Stuck in stress mode?
Do you ever feel like you know you should be calm, but your body hasn’t received the memo? You might be sitting on your sofa, the room is quiet, your work is done for the day, yet your shoulders are hunched, your jaw is tight, and your mind is racing through a list of what-ifs.
It is incredibly frustrating to feel like you are continually fighting against your own biology. Many of my clients come to me feeling frustrated and stuck. In reality, it is their nervous system that has become stuck in survival mode.
When your nervous system is activated, it acts like an alarm that is continuously going off. It is not that you are wrong for being anxious; it is that your internal safety system is working overtime.
Reasons your brain gets 'stuck'
The overactive alarm (the amygdala’s vigilance)
The amygdala is the brain’s security guard. Its primary job is to keep you alive. In the modern world, it doesn't just look for lions and tigers; it looks for emails, social pressure, and financial stress. Once it detects a threat, it doesn't check if the threat is real or imaginary – it simply sounds the alarm. If you have been living through a period of high stress, your amygdala can become hyper-vigilant, essentially defaulting to being switched on continuously to make sure you stay safe.
The lingering hormone loop (the cortisol hangover)
Stress hormones like cortisol and adrenaline are designed for short bursts of energy. They should be metabolised quickly. However, in our fast-paced lives, we rarely give the body the downtime it needs to flush these chemicals out. When you are chronically stressed, these hormones can linger in the body for longer than intended, keeping your heart rate slightly elevated, your muscles tense, and your digestion stalled. It is a physiological hangover that keeps your brain convinced you are still in danger.

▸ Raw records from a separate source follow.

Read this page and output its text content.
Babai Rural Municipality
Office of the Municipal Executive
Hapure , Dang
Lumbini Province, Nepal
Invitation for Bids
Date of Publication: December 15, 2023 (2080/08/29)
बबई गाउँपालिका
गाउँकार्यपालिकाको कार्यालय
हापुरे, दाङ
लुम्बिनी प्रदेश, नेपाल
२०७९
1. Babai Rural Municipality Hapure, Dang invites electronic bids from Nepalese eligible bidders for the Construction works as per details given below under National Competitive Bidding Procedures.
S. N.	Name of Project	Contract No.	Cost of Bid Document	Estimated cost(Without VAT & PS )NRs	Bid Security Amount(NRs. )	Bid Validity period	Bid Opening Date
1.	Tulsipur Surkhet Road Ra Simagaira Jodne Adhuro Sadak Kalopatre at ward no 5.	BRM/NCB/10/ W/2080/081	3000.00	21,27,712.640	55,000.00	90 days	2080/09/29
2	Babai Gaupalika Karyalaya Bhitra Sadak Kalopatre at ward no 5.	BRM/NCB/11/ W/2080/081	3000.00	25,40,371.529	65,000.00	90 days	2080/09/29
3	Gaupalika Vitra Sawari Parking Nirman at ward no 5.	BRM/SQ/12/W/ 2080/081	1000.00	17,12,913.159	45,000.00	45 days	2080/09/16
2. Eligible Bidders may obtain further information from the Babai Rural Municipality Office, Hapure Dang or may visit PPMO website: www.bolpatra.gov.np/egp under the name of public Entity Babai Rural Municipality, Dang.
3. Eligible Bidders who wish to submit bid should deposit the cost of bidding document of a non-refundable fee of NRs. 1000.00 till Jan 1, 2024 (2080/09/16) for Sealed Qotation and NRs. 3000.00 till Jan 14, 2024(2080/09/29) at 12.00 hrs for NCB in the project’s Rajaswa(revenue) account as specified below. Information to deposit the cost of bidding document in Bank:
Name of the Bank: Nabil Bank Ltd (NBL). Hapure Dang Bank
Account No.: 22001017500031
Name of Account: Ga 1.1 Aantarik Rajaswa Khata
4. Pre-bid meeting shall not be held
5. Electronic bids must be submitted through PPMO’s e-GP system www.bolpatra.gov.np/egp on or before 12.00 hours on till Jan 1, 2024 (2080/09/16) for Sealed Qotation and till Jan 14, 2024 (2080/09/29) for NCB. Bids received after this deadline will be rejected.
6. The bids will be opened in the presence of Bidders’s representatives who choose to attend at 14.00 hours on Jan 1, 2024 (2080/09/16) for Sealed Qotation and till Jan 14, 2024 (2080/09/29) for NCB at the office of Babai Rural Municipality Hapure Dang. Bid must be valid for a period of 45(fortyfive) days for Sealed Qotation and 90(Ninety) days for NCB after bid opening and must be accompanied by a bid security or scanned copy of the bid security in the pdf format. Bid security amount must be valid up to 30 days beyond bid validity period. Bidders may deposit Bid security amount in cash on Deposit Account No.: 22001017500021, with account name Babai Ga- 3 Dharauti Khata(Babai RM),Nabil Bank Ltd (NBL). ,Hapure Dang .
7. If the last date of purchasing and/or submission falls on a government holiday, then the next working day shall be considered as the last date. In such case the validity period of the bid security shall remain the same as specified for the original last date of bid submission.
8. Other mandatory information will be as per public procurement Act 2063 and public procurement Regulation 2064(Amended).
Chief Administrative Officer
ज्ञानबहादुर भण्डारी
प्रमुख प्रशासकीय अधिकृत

The safety gap (loss of the rest-digest connection)
We have two main branches of the nervous system: the sympathetic (fight-or-flight) and the parasympathetic (rest-and-digest). Many people today live entirely in the sympathetic branch. Because they have spent so much time there, the neural pathways to the rest side have become weak or rusty. Your brain literally forgets how to signal that it is safe to relax, creating a gap between wanting to be calm and actually being able to achieve it.
Steps to help calm your nervous system
You cannot think your way out of this – because your logical, analytical mind is actually the part of the brain that keeps the anxiety loop spinning – so how do you change it? You must bypass the logic part of your mind and speak directly to the subconscious mind. This is where hypnotherapy shines.
Deep physical regulation (the induction phase)
In hypnotherapy, we typically start by physically guiding the body into a state of deep, restorative rest. We aren't just relaxing; we are using a systematic approach to lower your heart rate and change your breathing patterns. This is the physiological bridge back to the state of rest and digest, activating the parasympathetic nervous system. When your body is physically incapable of being in fight-or-flight, your brain is forced to accept that you are safe.
Subconscious recalibration (the therapeutic phase)
Once your body is relaxed, we work with the subconscious mind – the part of the brain that manages those alarm triggers. Through guided imagery and suggestion, we might reframe situations or turn down the volume on the alarm so that a minor setback at work no longer feels like a life-threatening emergency. We can help you find a new, easier way to cope with living.
Future-pacing (the integration phase)
This is the training portion of the session. We mentally rehearse handling future stressful events from a place of calm. By doing this, we create new neural pathways. The next time you face a stressful situation, your brain doesn't have to learn how to be calm; it has already practised it. You are effectively building your resilience.
Key benefits of calming your nervous system
When you move from a state of survival to a state of calmness and regulation, the benefits rarely stop at just feeling less anxious. There can be a profound ripple effect:
Mental clarity returns
When you aren't using all your mental energy to survive the day, you have a massive surplus of bandwidth. People often find that their focus improves, their decision-making becomes sharper, and the brain fog that plagued them for months or even years simply evaporates.
Sleep finally becomes restorative
Sleep is the ultimate measure of safety. If your nervous system feels unsafe, your brain will keep one eye open, leading to shallow sleep or racing thoughts at 3:00 AM. Once we reset that internal alarm, you can finally drift into the kind of deep, restorative sleep that actually allows you to wake up feeling refreshed and ready for the day ahead.
Behavioural grip loses its power
Many habits, such as emotional overeating, excessive scrolling, or needing a glass of wine to wind down, are actually coping mechanisms. When we fix the root issue, the need for the coping mechanism often vanishes. You will likely find that habits you once struggled with become much easier to manage or simply fade away.
Ultimately, you do not need to think your way out of stress and anxiety. In fact, the more you try to force yourself to just be calm, the more you remind your brain that there is something to worry about, creating a feedback loop that only fuels the tension.
Instead, you need to calm those alarm bells by regulating your nervous system. You can interrupt that stuck cycle with the use of hypnotherapy for stress. Hypnotherapy can provide the shortcut you need to move from survival mode into a state of calmness by interrupting that stuck cycle.